There was an effect of treatment (saline, intermittent, or continuous cocaine) on the number of spontaneously active DA neurons in the SNC (F[14,122] = 7.870, p < .001; Figure 1A ). Following a 7-day withdrawal, continuous infusion and intermittent injections of cocaine led to reduced and normal number of DA neurons in the SNC, respectively. Post-cocaine injections of the mixed DA agonist apomorphine (100 μg/kg, SC) reversed the reduced number of active SNC DA neurons in the continuous infusion group.

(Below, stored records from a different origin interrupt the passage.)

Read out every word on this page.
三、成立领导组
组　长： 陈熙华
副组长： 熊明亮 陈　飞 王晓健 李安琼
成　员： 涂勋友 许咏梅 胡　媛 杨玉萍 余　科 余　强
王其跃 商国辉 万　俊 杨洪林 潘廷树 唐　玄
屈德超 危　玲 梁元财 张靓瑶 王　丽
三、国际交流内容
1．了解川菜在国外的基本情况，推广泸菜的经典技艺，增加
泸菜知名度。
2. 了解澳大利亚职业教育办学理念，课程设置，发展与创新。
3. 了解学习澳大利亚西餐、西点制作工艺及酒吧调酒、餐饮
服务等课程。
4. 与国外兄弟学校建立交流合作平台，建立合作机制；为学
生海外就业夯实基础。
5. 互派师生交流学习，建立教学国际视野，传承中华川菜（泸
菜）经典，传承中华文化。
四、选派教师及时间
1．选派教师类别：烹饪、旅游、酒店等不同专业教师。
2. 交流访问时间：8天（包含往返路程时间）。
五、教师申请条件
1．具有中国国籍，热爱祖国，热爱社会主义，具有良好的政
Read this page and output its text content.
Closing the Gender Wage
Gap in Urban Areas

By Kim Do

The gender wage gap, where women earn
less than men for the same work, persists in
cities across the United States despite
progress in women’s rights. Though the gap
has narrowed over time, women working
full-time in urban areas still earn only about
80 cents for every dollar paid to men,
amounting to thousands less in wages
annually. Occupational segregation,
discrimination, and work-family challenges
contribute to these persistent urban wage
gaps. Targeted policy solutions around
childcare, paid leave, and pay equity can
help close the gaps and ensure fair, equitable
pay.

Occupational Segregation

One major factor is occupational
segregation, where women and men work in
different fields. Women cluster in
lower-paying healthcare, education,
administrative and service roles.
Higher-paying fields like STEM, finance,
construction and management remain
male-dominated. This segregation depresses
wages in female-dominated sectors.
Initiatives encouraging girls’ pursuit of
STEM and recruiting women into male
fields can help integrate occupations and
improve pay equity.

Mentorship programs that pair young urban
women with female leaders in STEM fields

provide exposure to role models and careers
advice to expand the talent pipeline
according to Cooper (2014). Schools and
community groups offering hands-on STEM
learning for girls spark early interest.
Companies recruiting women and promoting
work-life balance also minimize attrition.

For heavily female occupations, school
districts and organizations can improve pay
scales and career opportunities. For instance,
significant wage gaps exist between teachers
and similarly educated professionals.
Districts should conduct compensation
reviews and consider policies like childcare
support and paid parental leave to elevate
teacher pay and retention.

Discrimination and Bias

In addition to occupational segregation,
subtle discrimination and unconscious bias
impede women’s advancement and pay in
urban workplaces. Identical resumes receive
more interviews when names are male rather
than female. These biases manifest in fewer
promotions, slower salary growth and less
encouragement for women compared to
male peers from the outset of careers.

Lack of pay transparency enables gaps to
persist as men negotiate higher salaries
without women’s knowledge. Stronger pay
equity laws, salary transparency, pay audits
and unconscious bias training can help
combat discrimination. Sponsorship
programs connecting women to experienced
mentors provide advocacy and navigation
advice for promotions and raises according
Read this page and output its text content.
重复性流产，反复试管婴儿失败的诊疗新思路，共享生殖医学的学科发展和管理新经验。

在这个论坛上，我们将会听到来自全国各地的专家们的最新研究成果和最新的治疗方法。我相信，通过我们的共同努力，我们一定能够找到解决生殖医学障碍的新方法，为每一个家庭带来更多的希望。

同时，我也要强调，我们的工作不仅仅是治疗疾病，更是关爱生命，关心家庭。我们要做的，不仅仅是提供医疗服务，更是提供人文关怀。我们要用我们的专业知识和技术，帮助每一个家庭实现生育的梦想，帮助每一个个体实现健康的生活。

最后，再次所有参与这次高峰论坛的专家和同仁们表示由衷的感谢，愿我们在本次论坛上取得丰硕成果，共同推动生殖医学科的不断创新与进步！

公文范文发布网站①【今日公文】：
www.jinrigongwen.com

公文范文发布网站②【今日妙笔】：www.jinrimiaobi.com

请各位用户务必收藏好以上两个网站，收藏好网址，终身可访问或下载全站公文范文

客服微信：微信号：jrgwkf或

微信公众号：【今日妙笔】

When co-administered with apomorphine, SCH 39166 (0.5 mg/kg, SC), a selective D1 antagonist, did not affect the apomorphine-induced reversal, thus precluding a D1 mechanism and suggesting a likely involvement of D2 receptors in the apomorphine effect. Consistent with this hypothesis, daily injections of a selective D2 agonist (quinpirole) during the early withdrawal period reversed the day 7 reduction in the number of active SNC DA neurons. The quinpirole effect was dose-dependent as 100 μg/kg, but not 30 μg/kg, was able to show this reversal. In contrast to their effects in the continuous infusion group, these DA agents had minimal effect in the SNC for either the saline or intermittent cocaine injection groups.

Figure 1a
figure 1

Effects of post-cocaine DA agonists given on withdrawal days 1–5 on the number of spontaneously active putative DA neurons per electrode track in the SNC (A) and VTA (B). Saline (2 ml/kg); Apo, apomorphine (100 μg/kg); Apo + SCH, apomorphine (100 μg/kg) + SCH 39166 (0.5 mg/kg); and Quin-Lo and -Hi, quinpirole (30 μg/kg and 100 μg/kg, respectively). Number of animals (Control/Infusion/Injection): Saline = 13/18/11; Apo = 5/7/7; Apo + SCH = 6/6/8; Quin-Lo = 7/6/7; and Quin-Hi = 6/8/8 for the SNC; 14/18/12, 6/6/8, 6/6/7, 7/7/7, and 6/7/7, respectively, for the VTA. *p < 0.05 and **p < .01, compared to Control/Saline group (patterned bar), Dunnett's test.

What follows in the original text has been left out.